Money
Some bullish despite tightening
Updated: 2011-01-31 15:17
By Li Xiang (China Daily)
Analysts argue A-share market will rise if inflation is controlled
BEIJING - While investors are concerned that rising inflation could lead to tightened market liquidity, some analysts are bullish about China's A-share market, saying that it is likely to rebound when speculators are convinced that inflation is well under the government's control.
"We believe that Chinese equities are likely to start outperforming when there is a genuine conviction that the government is getting ahead of the curve in fighting inflation," Viktor Shvets, a stock strategist at Samsung Securities, said in a recent report.
Shvets predicted that investors are likely to turn positive on Chinese equities in the second or third quarter of 2011 and the benchmark Shanghai Composite Index is likely to gain 18 percent to reach 3,400 points.
Researchers at Standard & Poor's had similar views toward Chinese stocks and said that the market is set to gain in 2011 because concerns over interest rate increases have been discounted and valuations are attractive.
"A fair bit of interest-rate-hike concern has been discounted in the valuation, and that's why there is room for upside," Lorraine Tan, director of equity research for Asia at S&P, was quoted by Bloomberg as saying.
Henry Wu, head of China equity research at Nomura Securities, said that even if inflation stays high the stock market can still rise because what matters more is the expectation of inflation.
"China's consumer price index is likely to stay in the 4 percent range in 2011 and as long as the situation does not get worse than expected, the market is unlikely to overreact," Wu said.
But some analysts said that significant policy headwinds facing China are likely to continue to retard the country's equities market, which may continue to deliver higher-than-normal volatility in 2011.
It is also expected that the central government may not set a clear target for new loan growth in 2011 as it did in 2010.
Although the average price-to-earnings ratio of the A-share market is as low as 20 times, Wang Qing, an economist at Morgan Stanley, said a re-rating in valuations is unlikely to happen at least in the next three to six months as the expectation of lower liquidity may continue to depress the market.
"About 70 percent of overseas institutional investors that I've talked with are bearish on the emerging markets including China at least for the next three to six months due to the concern over tightened liquidity," Wang said.

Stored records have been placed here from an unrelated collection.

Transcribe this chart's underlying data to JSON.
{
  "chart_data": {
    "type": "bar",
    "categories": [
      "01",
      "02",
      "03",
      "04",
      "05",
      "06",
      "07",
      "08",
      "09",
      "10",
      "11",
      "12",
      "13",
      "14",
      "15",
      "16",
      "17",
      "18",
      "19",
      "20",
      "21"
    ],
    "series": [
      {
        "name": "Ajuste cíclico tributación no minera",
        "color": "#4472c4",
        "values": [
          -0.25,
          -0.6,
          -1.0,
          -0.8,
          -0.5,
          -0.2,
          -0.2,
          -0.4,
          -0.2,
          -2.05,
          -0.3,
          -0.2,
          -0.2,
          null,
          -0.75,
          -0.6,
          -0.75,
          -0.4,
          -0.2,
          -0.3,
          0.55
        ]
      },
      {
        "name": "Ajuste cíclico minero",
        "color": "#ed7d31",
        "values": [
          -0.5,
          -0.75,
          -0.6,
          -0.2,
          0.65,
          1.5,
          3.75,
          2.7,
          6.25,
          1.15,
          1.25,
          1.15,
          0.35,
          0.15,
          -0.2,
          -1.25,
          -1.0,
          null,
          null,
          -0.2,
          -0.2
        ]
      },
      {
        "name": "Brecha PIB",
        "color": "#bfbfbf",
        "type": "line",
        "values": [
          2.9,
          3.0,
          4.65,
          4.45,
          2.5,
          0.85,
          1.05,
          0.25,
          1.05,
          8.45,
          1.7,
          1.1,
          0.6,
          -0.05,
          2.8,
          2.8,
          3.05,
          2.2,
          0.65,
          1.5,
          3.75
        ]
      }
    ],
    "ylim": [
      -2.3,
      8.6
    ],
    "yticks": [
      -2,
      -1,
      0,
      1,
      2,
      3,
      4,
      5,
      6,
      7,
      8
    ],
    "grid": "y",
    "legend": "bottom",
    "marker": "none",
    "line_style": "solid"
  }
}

"They are taking a long position on the upstream industries such as the energy sector and are short on the downstream sectors such as the consumer sector," he said.
The Shanghai Composite Index fell 14 percent in 2010, making it the worst performer among benchmark indexes in the world's 10 biggest markets.
Wang said that the primary risk of the Chinese economy stems from policy uncertainties and potential policy missteps.
"The risk of a policy-induced boom-and-bust cycle would be on the rise if the Chinese authorities were to mainly rely on administrative controls instead of price-based policy instruments such as rate hikes and appreciation of the yuan to control inflation," he said.
Guotai Junan Securities is also bearish on the Chinese stock market, predicting the market would slump for a second year with inflation remaining the biggest risk.